In most Eastern cultures, people remove their shoes inside, and the more the rugs are walked on, the more the fibers are broken in, making them glow, Amindavar said.

He normally keeps his 480 rugs in temperature-controlled storage, and three or four times a year, takes them out to admire.

“Each time I do that, I see something new,” he said. “Each piece is a book by itself.”

Being handwoven, many of the rugs are not perfectly symmetrical, but many weavers didn’t want to make flawless rugs because they believed the only perfect thing is God, Amindavar said.

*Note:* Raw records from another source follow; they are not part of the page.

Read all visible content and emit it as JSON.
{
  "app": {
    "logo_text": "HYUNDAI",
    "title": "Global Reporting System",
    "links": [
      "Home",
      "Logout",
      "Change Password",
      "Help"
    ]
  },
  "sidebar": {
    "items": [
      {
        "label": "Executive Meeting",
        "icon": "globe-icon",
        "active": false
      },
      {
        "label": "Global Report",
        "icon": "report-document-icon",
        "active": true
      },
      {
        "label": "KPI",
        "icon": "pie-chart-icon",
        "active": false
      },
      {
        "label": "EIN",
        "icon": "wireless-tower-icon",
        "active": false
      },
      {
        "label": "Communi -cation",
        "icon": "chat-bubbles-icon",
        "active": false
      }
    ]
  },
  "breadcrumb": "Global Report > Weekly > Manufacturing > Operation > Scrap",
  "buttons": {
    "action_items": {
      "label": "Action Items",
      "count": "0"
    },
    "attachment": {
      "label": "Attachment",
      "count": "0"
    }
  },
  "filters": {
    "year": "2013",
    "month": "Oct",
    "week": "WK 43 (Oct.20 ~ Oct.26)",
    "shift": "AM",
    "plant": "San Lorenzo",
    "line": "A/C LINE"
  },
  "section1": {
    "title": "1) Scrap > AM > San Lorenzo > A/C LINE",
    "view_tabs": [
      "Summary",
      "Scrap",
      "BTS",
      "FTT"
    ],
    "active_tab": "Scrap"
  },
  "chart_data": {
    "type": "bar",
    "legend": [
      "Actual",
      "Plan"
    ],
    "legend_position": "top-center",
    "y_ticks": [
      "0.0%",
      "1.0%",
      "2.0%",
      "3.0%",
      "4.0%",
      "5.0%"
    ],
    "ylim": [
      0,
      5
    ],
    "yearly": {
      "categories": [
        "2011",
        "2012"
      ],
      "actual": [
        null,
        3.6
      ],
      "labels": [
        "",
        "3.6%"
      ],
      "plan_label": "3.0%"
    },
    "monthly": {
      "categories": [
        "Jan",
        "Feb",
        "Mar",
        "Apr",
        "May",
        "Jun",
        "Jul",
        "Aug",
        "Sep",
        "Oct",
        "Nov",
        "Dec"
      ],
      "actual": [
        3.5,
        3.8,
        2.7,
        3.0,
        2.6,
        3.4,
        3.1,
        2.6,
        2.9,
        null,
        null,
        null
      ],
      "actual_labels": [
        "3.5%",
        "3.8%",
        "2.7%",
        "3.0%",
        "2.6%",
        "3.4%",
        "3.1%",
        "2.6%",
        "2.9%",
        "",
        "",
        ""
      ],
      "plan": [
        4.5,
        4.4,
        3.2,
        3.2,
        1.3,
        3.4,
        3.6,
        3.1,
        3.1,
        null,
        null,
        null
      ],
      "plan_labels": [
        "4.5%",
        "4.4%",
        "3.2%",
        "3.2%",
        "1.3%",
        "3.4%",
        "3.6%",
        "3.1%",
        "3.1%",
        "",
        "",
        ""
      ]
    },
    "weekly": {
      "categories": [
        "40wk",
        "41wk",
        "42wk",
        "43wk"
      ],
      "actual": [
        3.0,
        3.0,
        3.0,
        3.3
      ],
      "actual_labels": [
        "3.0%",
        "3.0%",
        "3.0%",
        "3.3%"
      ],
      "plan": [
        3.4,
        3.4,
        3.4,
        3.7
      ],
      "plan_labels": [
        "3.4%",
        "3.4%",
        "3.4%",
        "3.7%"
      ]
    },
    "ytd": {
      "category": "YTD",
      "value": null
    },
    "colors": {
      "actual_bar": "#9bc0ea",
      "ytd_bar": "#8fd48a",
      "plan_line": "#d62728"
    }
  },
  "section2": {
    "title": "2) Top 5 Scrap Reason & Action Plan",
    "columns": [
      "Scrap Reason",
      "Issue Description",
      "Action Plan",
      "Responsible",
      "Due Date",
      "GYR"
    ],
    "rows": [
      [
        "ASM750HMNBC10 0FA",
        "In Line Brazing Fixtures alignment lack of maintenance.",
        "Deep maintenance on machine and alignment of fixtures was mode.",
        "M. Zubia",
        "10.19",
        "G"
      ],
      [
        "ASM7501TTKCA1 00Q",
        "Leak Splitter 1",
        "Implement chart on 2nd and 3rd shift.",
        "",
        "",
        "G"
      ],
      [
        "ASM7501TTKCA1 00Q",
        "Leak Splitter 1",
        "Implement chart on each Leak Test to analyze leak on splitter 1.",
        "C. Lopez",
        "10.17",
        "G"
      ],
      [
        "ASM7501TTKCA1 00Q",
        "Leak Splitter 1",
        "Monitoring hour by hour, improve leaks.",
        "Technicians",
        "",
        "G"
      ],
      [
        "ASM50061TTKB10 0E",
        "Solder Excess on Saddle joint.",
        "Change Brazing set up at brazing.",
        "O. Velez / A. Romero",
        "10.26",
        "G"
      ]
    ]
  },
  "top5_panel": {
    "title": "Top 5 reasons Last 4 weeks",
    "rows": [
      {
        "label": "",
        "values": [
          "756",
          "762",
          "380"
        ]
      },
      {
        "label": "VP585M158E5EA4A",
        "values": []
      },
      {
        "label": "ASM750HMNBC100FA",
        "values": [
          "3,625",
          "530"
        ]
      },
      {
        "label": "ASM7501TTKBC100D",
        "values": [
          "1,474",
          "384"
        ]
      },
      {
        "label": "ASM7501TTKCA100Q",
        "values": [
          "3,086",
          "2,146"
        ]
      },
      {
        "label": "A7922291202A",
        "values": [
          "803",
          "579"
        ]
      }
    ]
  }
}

Hearing about textiles from other rug collectors, he travels often in search of new additions to his collection. At times he spent every penny he had on them because it’s a priority to make sure each textile gets its proper appreciation, he said.

One of the rugs in his collection belonged to Mohammad Mossadegh, the elected prime minister of Iran. Amindavar thinks the rug may have been saved as a symbol of democracy when the government was overthrown in 1953.

Amindavar came to the United States 33 years ago to study engineering and moved to Tucson in 2006. Now he devotes his life to his collection.

Over the last 15 years, he has sold about 10 of his textiles to friends, he said, adding that people who know what the rugs are worth may pay $30,000 to $50,000.

“I don’t sell rugs; I just marry my children to another family,” he said about such exchanges.

Having paid more than $100,000 for one rug, Amindavar said he made his money by being smart and working hard.

He’s spent the last three decades studying textiles and has acquired a breadth of knowledge, down to the number of lines and knots per millimeter, as well as an understanding of their worth in dollars.

“Almost every day, I’m learning something new,” he said. “I’m humble enough to know there’s a lot for me to learn, and I’m passionate enough to know that I’m not going to stop.”